Egzersiz, yorgunluk, kolesterol hissini azaltır ve kanın pıhtıları çözme yeteneğini arttırır. Fiziksel aktivite sırasında, “stres hormonu” olan kortizol konsantrasyonu da azalır.

Egzersiz yaşlanma sürecini yavaşlatmaya yardımcı olur ve fizyolojik, psikolojik ve sosyal yaşam üzerinde olumlu bir etkiye sahiptir. Yaşam boyu fiziksel aktivite yapılırsa, çeşitli zihinsel bozuklukların olasılığı azalır.

Fiziksel aktivite, beyni obezitede nasıl etkiler?

Düzenli egzersiz, yeni sinir hücrelerinin oluşumunu ve beyin dolaşımını uyarır. Çalışmalarda, yürümenin ve koşmanın çocukların okuldaki entelektüel potansiyeli ve performansını artırdığı tespit edildi.

Fareler ile yapılan deneylerde, egzersizler uzaysal hafıza geliştirmekte ve konsantrasyonları arttırmaktadır.

2009 yılı bilimsel bir incelemesinde, bilim adamları sürekli egzersizin Alzheimer'ı geliştirme riskini azalttığını güvenilir bir şekilde buldular.

Depresyon ve obezite bulunan hastalarda ruh hali düzelir ve intihar davranışı riski de azalır.

Obezite herkese zarar vermez mi?

Kilo kaybının faydalı etkilerinin kanıtlanmadığı tek grup, yerleşik kalp ve damar hastalıkları olan kişilerdir.
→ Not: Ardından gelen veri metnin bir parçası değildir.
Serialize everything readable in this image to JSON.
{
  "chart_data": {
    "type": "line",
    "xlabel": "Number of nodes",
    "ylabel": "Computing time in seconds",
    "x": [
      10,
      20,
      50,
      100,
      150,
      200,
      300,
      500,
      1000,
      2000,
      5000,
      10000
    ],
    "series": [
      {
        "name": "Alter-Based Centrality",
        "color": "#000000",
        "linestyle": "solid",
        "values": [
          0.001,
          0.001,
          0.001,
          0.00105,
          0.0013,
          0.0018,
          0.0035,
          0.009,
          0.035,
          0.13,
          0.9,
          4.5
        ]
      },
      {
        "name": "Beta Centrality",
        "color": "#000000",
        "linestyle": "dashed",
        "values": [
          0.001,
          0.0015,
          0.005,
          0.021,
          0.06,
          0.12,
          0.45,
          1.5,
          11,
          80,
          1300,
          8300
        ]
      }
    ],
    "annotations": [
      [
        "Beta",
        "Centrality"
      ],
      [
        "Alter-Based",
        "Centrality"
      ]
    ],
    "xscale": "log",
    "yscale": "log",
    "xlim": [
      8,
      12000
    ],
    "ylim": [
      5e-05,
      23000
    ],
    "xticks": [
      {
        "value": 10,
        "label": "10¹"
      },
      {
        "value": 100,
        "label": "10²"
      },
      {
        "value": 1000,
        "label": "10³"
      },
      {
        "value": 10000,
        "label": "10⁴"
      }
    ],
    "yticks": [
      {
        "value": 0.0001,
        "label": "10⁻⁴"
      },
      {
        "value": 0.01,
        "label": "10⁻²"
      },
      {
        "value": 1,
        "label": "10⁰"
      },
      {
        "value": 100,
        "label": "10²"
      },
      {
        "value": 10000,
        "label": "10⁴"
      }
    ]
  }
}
Son araştırmalar, kalp hastalığı olan obez insanların zayıf insanlardan çok daha uzun yaşadığını göstermektedir. Fransız bilim adamları fenomeni "obezite paradoksu" olarak adlandırdılar.

Bilimsel kanıtların çoğu doğada epidemiyolojiktir, bu nedenle ters nedensellik dikkate alınması gereken önemli bir faktör olabilir. İlişkinin gerçekleşme derecesini belirlemek için daha fazla araştırmaya ihtiyaç vardır.

Mevcut literatür, kalp damar hastalığı olan aşırı kilolu yetişkinlerin hala egzersiz yapması gerektiğini göstermektedir. Bununla birlikte, obezite paradoksu ile ilgili daha fazla araştırma, hastaların yaşamlarını uzatmasına yardımcı olacaktır.

Fiziksel aktiviteler her zaman yararsız mıdır?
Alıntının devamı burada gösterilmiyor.